Nelle Canarie si sa, l’apertura al mondo va di pari passo con la tradizione. Ed è veramente affascinante constatare come alcune usanze di un passato davvero lontano siano ancora oggi vive più che mai. Sull’isola di La Gomera, ad esempio, i pastori hanno mantenuto un modo di comunicare tra loro che affonda le proprie radici in tempi remoti, di certo anteriori alla conquista spagnola.
Qui i pastori comunicano fischiando.
Udibili fino a 3 km di distanza, i fischi variano di tono ed intensità a seconda del fiato impiegato e della posizione delle dita nella bocca. In questo modo si riescono a mimare sillabe di discorsi normali e ci si capisce perfettamente.
Se negli anni ’70 questa abitudine sembrava destinata a perdersi, oggi è invece tornata ad arricchire il patrimonio folcloristico dell’isola di La Gomera.
Da La Gomera…verso il Nuovo Mondo!
Si sente spesso dire che Cristoforo Colombo salpò in direzione del Nuovo Mondo dall’ormai noto porto di Palos… ebbene non fu così!

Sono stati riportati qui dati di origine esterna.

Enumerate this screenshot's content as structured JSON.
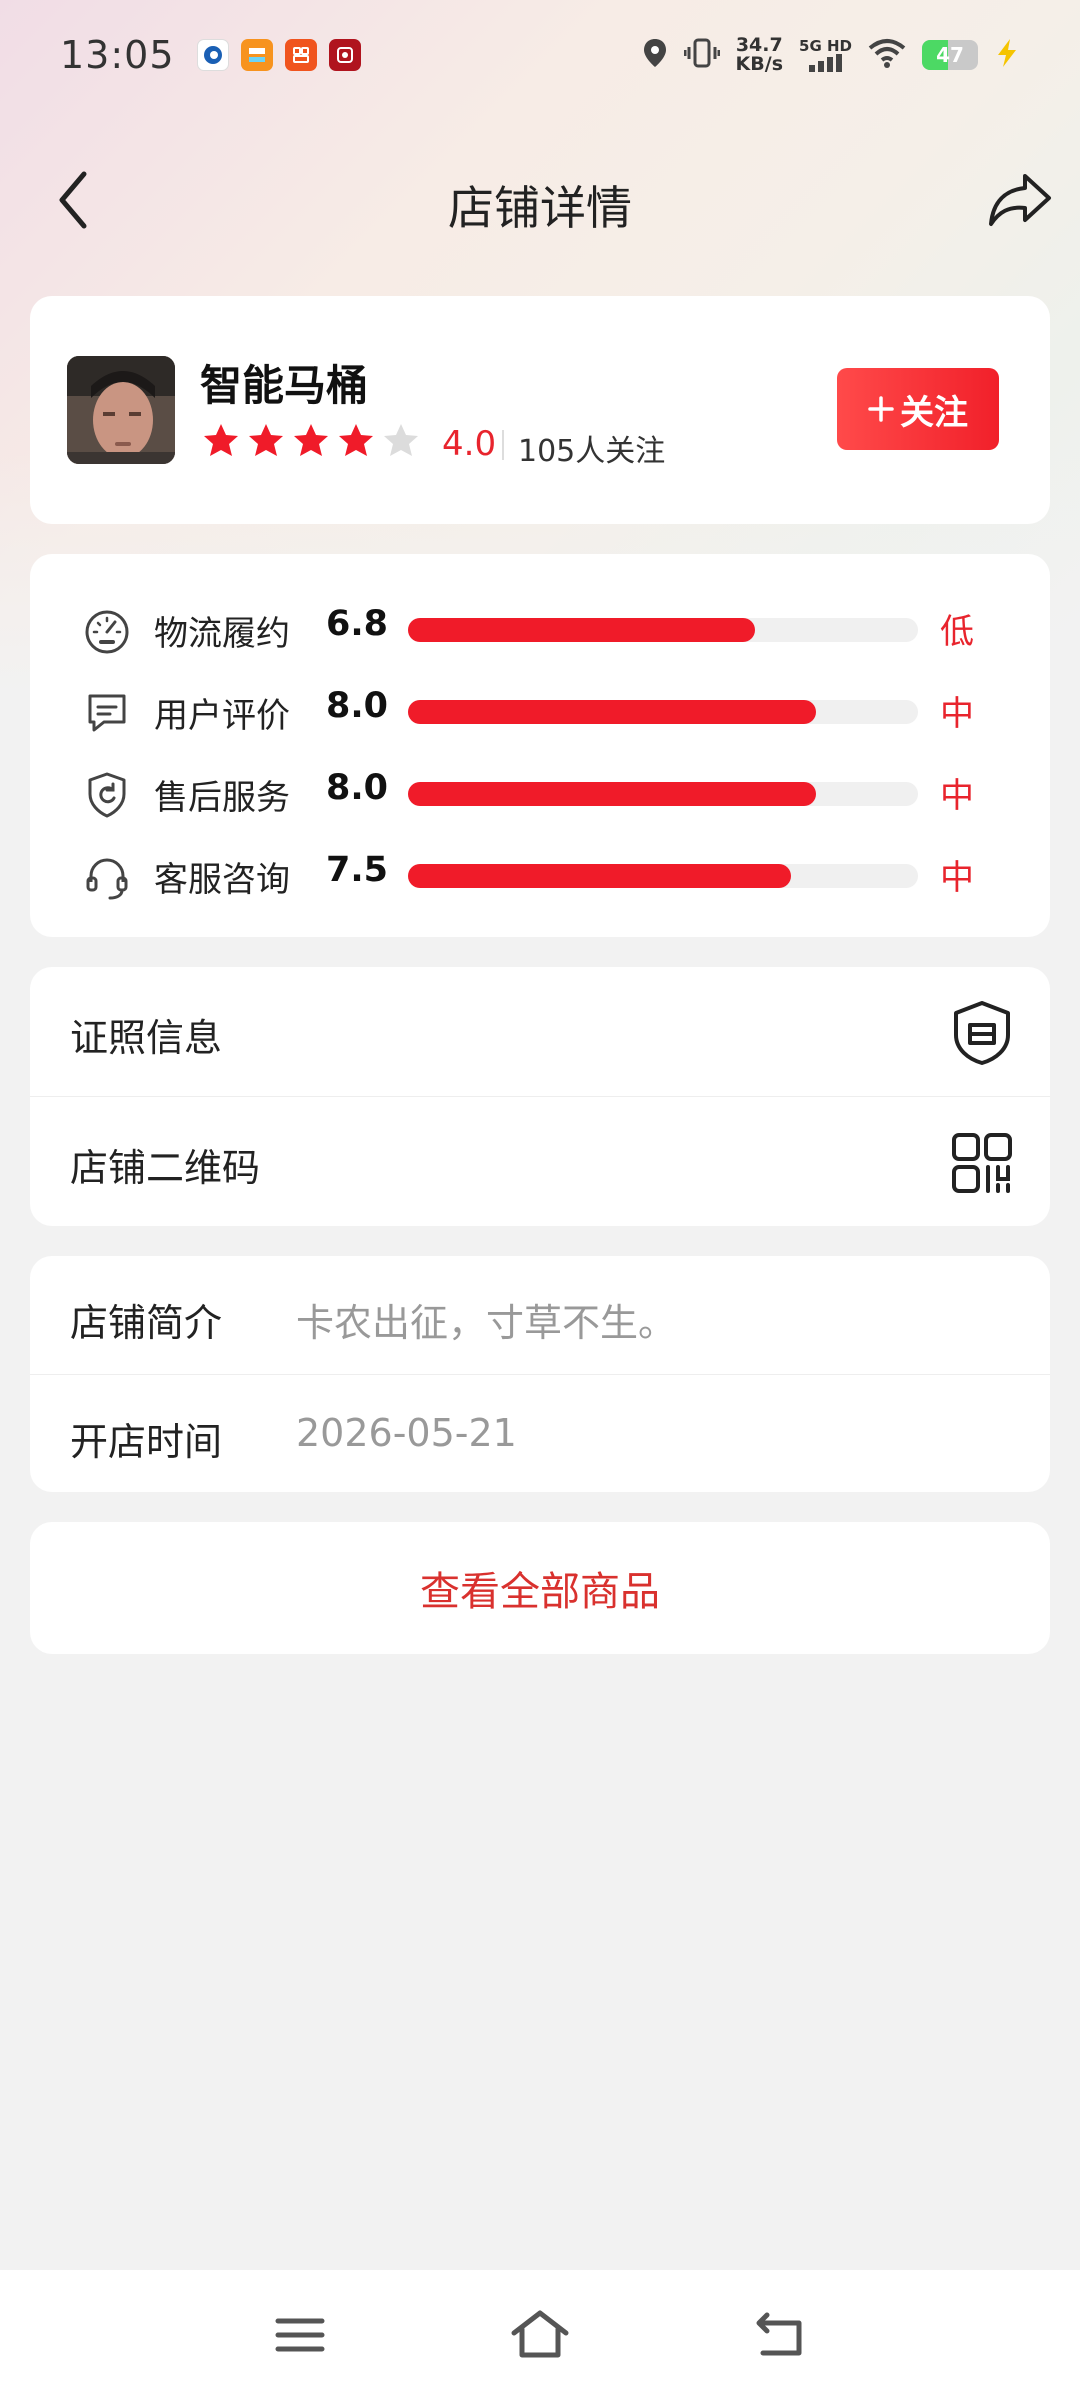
{
  "status_bar": {
    "time": "13:05",
    "net_speed_value": "34.7",
    "net_speed_unit": "KB/s",
    "network": "5G HD",
    "battery": "47",
    "battery_level": 0.47,
    "icons": [
      "app-icon-1",
      "app-icon-2",
      "app-icon-3",
      "app-icon-4",
      "location-icon",
      "vibrate-icon",
      "signal-icon",
      "wifi-icon",
      "battery-icon",
      "charging-icon"
    ]
  },
  "nav": {
    "title": "店铺详情"
  },
  "shop": {
    "name": "智能马桶",
    "rating": "4.0",
    "rating_value": 4.0,
    "rating_max": 5,
    "followers": "105人关注",
    "follow_button": "关注"
  },
  "scores": [
    {
      "label": "物流履约",
      "value": "6.8",
      "level": "低",
      "fraction": 0.68,
      "icon": "speedometer-icon"
    },
    {
      "label": "用户评价",
      "value": "8.0",
      "level": "中",
      "fraction": 0.8,
      "icon": "comment-icon"
    },
    {
      "label": "售后服务",
      "value": "8.0",
      "level": "中",
      "fraction": 0.8,
      "icon": "shield-refresh-icon"
    },
    {
      "label": "客服咨询",
      "value": "7.5",
      "level": "中",
      "fraction": 0.75,
      "icon": "headset-icon"
    }
  ],
  "links": [
    {
      "label": "证照信息",
      "icon": "license-shield-icon"
    },
    {
      "label": "店铺二维码",
      "icon": "qrcode-icon"
    }
  ],
  "info": [
    {
      "label": "店铺简介",
      "value": "卡农出征，寸草不生。"
    },
    {
      "label": "开店时间",
      "value": "2026-05-21"
    }
  ],
  "view_all": "查看全部商品",
  "colors": {
    "accent": "#f01b29",
    "level_text": "#e8242d",
    "view_all_text": "#d9312e",
    "page_bg": "#f2f2f2"
  }
}
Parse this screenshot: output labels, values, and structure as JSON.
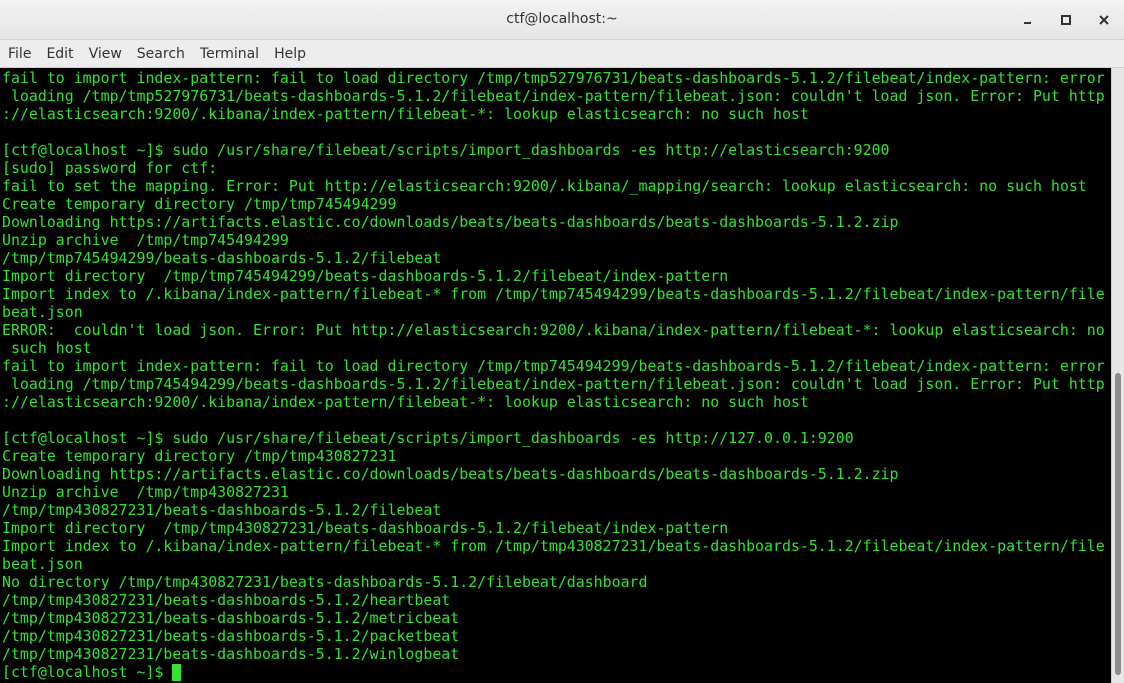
{
  "window": {
    "title": "ctf@localhost:~"
  },
  "menu": {
    "items": [
      "File",
      "Edit",
      "View",
      "Search",
      "Terminal",
      "Help"
    ]
  },
  "terminal": {
    "lines": [
      "fail to import index-pattern: fail to load directory /tmp/tmp527976731/beats-dashboards-5.1.2/filebeat/index-pattern: error",
      " loading /tmp/tmp527976731/beats-dashboards-5.1.2/filebeat/index-pattern/filebeat.json: couldn't load json. Error: Put http",
      "://elasticsearch:9200/.kibana/index-pattern/filebeat-*: lookup elasticsearch: no such host",
      "",
      "[ctf@localhost ~]$ sudo /usr/share/filebeat/scripts/import_dashboards -es http://elasticsearch:9200",
      "[sudo] password for ctf:",
      "fail to set the mapping. Error: Put http://elasticsearch:9200/.kibana/_mapping/search: lookup elasticsearch: no such host",
      "Create temporary directory /tmp/tmp745494299",
      "Downloading https://artifacts.elastic.co/downloads/beats/beats-dashboards/beats-dashboards-5.1.2.zip",
      "Unzip archive  /tmp/tmp745494299",
      "/tmp/tmp745494299/beats-dashboards-5.1.2/filebeat",
      "Import directory  /tmp/tmp745494299/beats-dashboards-5.1.2/filebeat/index-pattern",
      "Import index to /.kibana/index-pattern/filebeat-* from /tmp/tmp745494299/beats-dashboards-5.1.2/filebeat/index-pattern/file",
      "beat.json",
      "ERROR:  couldn't load json. Error: Put http://elasticsearch:9200/.kibana/index-pattern/filebeat-*: lookup elasticsearch: no",
      " such host",
      "fail to import index-pattern: fail to load directory /tmp/tmp745494299/beats-dashboards-5.1.2/filebeat/index-pattern: error",
      " loading /tmp/tmp745494299/beats-dashboards-5.1.2/filebeat/index-pattern/filebeat.json: couldn't load json. Error: Put http",
      "://elasticsearch:9200/.kibana/index-pattern/filebeat-*: lookup elasticsearch: no such host",
      "",
      "[ctf@localhost ~]$ sudo /usr/share/filebeat/scripts/import_dashboards -es http://127.0.0.1:9200",
      "Create temporary directory /tmp/tmp430827231",
      "Downloading https://artifacts.elastic.co/downloads/beats/beats-dashboards/beats-dashboards-5.1.2.zip",
      "Unzip archive  /tmp/tmp430827231",
      "/tmp/tmp430827231/beats-dashboards-5.1.2/filebeat",
      "Import directory  /tmp/tmp430827231/beats-dashboards-5.1.2/filebeat/index-pattern",
      "Import index to /.kibana/index-pattern/filebeat-* from /tmp/tmp430827231/beats-dashboards-5.1.2/filebeat/index-pattern/file",
      "beat.json",
      "No directory /tmp/tmp430827231/beats-dashboards-5.1.2/filebeat/dashboard",
      "/tmp/tmp430827231/beats-dashboards-5.1.2/heartbeat",
      "/tmp/tmp430827231/beats-dashboards-5.1.2/metricbeat",
      "/tmp/tmp430827231/beats-dashboards-5.1.2/packetbeat",
      "/tmp/tmp430827231/beats-dashboards-5.1.2/winlogbeat"
    ],
    "prompt": "[ctf@localhost ~]$",
    "text_color": "#33e233",
    "background_color": "#000000"
  },
  "icons": {
    "minimize": "minimize-icon",
    "maximize": "maximize-icon",
    "close": "close-icon"
  }
}
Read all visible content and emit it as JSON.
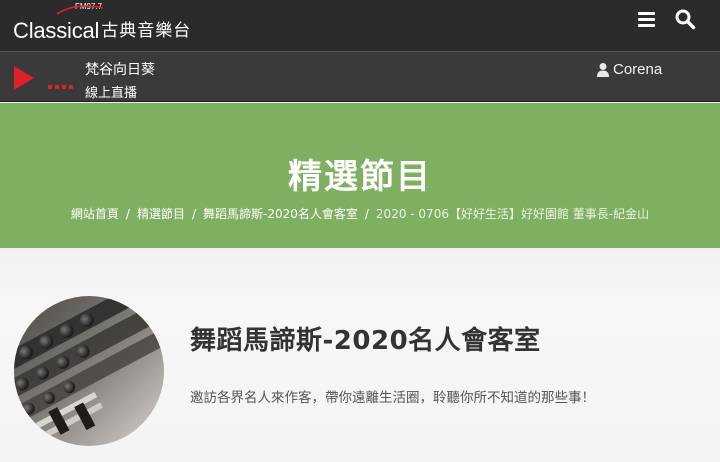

In realtà il navigatore genovese (poi naturalizzato spagnolo) soggiornò sull’isola di La Gomera prima di intraprendere il suo lungo viaggio verso le Americhe, nel settembre 1492. L’isola, che non a caso è anche nota come isola Colombina, ancora oggi acclama con fierezza ed orgoglio il passaggio di Colombo sulle sue terre, tanto da avergli dedicato anche un piccolo museo.